In what marks the latest act of its inexplicable, costly crusade to modernize and rebrand, the Metropolitan Museum this week mailed its members new membership identification cards. This is not, in itself, all that troubling—on the contrary, the cards represent several positive changes to the membership program, including new guest privileges and an increase in lectures and evening receptions. However, like the Museum’s new logo, which was greeted last year with a mixture of bewilderment, derision, and contempt, the cards feature a tone-deaf redesign that betrays an institution struggling with its identity, its values, and its role in contemporary life.
Until now, members have, at the start of each year, received a card, the size and shape of a credit card or driver’s license, bearing on its front the image of some classic work in the Met’s collections. The card for 2017, for example, depicted Portrait of a Carthusian by the fifteenth-century Netherlandish painter Petrus Christus: an austere monk, robed in white, peered out at each card-carrying member from his blood-red trompe-l’oeil frame. Alongside the painting was written the word “Member” in an elegant typeface. There were no bells or whistles—the card let the painting speak for itself.

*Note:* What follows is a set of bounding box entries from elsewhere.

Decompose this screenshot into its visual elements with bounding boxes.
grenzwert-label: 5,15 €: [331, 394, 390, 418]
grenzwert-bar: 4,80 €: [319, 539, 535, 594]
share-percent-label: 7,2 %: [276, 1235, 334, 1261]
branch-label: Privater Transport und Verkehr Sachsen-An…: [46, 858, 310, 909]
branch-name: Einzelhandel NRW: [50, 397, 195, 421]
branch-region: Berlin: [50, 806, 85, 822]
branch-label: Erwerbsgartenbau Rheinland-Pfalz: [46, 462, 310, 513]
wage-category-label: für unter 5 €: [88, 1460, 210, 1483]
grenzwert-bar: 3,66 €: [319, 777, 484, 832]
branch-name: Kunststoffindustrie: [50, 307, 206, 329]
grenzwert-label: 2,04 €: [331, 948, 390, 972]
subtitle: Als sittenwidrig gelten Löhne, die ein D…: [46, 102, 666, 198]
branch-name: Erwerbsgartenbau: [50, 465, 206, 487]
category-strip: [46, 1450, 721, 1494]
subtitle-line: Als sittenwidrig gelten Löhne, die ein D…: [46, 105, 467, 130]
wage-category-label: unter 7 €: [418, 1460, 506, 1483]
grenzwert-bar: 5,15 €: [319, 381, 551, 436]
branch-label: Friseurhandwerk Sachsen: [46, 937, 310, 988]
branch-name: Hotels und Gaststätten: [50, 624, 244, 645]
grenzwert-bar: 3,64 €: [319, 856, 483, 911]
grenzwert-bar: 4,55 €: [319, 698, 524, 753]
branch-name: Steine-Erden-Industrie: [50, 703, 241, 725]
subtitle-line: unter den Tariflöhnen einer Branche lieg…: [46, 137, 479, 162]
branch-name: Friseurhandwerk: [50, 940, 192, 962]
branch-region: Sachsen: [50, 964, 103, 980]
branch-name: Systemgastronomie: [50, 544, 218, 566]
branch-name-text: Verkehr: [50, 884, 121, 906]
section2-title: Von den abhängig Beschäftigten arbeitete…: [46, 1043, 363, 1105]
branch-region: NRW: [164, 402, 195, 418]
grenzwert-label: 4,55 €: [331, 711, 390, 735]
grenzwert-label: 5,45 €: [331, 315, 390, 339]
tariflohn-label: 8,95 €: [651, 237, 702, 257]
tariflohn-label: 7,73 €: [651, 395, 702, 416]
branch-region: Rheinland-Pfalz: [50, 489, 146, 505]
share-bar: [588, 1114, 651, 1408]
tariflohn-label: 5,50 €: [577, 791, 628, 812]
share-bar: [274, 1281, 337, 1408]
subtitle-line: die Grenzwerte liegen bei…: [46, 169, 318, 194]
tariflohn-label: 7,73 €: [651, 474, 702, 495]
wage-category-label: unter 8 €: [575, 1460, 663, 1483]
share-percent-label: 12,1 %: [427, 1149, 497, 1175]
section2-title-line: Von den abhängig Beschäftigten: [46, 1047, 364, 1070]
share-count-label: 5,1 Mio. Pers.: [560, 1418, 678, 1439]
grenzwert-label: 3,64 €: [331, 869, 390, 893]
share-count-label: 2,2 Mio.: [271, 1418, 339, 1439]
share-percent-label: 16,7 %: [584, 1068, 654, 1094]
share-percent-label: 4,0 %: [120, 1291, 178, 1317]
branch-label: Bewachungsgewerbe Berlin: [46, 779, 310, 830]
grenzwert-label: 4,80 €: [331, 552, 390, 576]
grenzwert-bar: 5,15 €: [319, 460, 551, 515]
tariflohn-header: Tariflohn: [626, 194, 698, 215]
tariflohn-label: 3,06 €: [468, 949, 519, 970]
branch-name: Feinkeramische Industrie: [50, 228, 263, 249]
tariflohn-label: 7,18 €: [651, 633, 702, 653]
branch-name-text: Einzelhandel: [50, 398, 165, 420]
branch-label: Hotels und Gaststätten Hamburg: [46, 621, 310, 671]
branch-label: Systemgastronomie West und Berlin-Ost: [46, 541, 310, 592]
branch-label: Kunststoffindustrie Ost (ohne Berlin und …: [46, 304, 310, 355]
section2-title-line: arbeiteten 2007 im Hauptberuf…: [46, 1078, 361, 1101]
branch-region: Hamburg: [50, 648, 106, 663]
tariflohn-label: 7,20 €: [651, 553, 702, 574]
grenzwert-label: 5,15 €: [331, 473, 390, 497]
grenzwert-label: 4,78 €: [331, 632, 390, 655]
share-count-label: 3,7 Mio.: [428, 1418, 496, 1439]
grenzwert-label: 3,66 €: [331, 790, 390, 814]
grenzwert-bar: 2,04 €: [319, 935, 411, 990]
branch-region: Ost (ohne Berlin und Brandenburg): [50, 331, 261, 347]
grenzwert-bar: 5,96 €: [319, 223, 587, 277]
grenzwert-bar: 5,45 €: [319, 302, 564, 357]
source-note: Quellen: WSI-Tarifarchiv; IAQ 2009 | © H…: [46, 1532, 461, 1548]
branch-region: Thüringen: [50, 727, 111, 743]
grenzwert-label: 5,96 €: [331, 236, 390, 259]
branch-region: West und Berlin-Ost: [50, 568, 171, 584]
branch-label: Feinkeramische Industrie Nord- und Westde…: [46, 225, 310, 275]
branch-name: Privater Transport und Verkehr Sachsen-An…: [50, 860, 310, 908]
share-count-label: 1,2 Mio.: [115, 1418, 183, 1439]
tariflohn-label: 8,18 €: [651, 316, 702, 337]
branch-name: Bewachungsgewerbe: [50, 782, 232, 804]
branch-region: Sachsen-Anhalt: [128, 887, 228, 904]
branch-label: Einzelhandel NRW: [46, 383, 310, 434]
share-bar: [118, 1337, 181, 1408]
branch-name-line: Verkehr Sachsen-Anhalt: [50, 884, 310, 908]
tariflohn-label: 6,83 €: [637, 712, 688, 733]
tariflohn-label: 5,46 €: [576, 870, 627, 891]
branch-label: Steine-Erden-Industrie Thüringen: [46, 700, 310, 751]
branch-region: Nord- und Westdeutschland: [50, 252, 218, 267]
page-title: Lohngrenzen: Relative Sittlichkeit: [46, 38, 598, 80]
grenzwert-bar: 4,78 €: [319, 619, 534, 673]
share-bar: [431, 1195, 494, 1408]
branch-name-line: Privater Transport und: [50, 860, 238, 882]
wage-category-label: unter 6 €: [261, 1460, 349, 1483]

The new card, by contrast, is a barren navy blue with all the charm of a gym membership ID. The Museum’s lopsided, redesigned logo, “THE MET,” tumbles over itself in the bottom left corner, and at the top, enclosed in a doily of thin white lines and little white crosses, severe, un-centered, capital letters spell out the slogan, “MEMBERS COUNT.”
Yes . . . and? Members know that “members count”—that is why they are willing to shell out hundreds, if not thousands, of dollars each year for an institution that they could otherwise visit for free. They believe in the Museum’s mission, and they recognize that their membership helps support it. What, then, is the purpose of this redundant mantra?
For starters, it reeks of desperation. Embroiled in $40 million of debt and tarnished by the recent departure of director Thomas P. Campbell, the Met is, it seems, out of ideas. Its car isn’t driving fast enough, so it’s reinventing the wheel. Everything, from its iconic tin buttons to its plaza’s classic fountains, is now subject to change.
The slogan speaks, too, to what James Panero identified in a December 2016 feature as the Museum’s desire to become, in the words of Philip Newell Youtz, “socially-oriented”—that is, “a collection of people surrounded by objects, not a collection of objects surrounded by people.” By emphasizing the members, and not the art they support, the new cards reveal the Museum’s muddled priorities. Members count because art counts. Evening receptions for members at the Museum are nice, but they are nice only insofar as they provide further opportunities to engage with the Museum’s art.
In this way, the card and its slogan make manifest the Museum’s deep-seeded fear that art is not enough. Like the replacement of the symbolic “M” logo, inspired by Fra Luca Pacioli’s woodcut, with “THE MET,” the new card attempts to explain with words something that was already understood in an image. Portrait of a Carthusian indicated, by itself, both “THE MET” and “MEMBERS COUNT”: members count, the Carthusian’s stern gaze communicated, because I, a painting at the museum you support, count.
But the Met now trusts museumgoers—even long-time paying members—neither to know that paintings count nor to recognize that they convey meaning. A picture, the Met seems to believe, is no longer worth a thousand words; rather, it requires a banal mantra, an Instagram-worthy cocktail, and a star-studded ball hosted by Anna Wintour to explain and illustrate its significance. The Museum’s explanation for its 2016 logo change is telling: “The most effective way to create intuitive and instant recognition was to focus on the name, not to rely on a symbol that needed to be interpreted or learned.” Not to rely on a symbol that needed to be interpreted or learned? Of what does art consist, if not of symbols that need to be interpreted and learned? If, as the Met asserts, we can’t rely on symbols that need to be interpreted and learned, then we may as well give up art museums altogether.
Of course, the more the Met continues down this misguided path, the more necessary its new mantra will become. If the Museum presents itself as no different from any other nightclub frequented by the Kardashians, then its art-loving members may indeed begin to question why they should support an art museum whose value is not, apparently, derived from its art.
At the bottom of Petrus Christus’s portrait, a fly sits atop a windowsill—a symbol, the Met’s catalogue tells us, of death and decay and a reminder of the transience of life. In its latest effort to keep its own death and decay at bay, the Met has removed Christus’s painting from its membership cards. But the Carthusian’s fly is unlikely to be so easily swatted. If the Museum continues its campaign, the doomsayer fly may be back soon . . . and with a buzzing vengeance.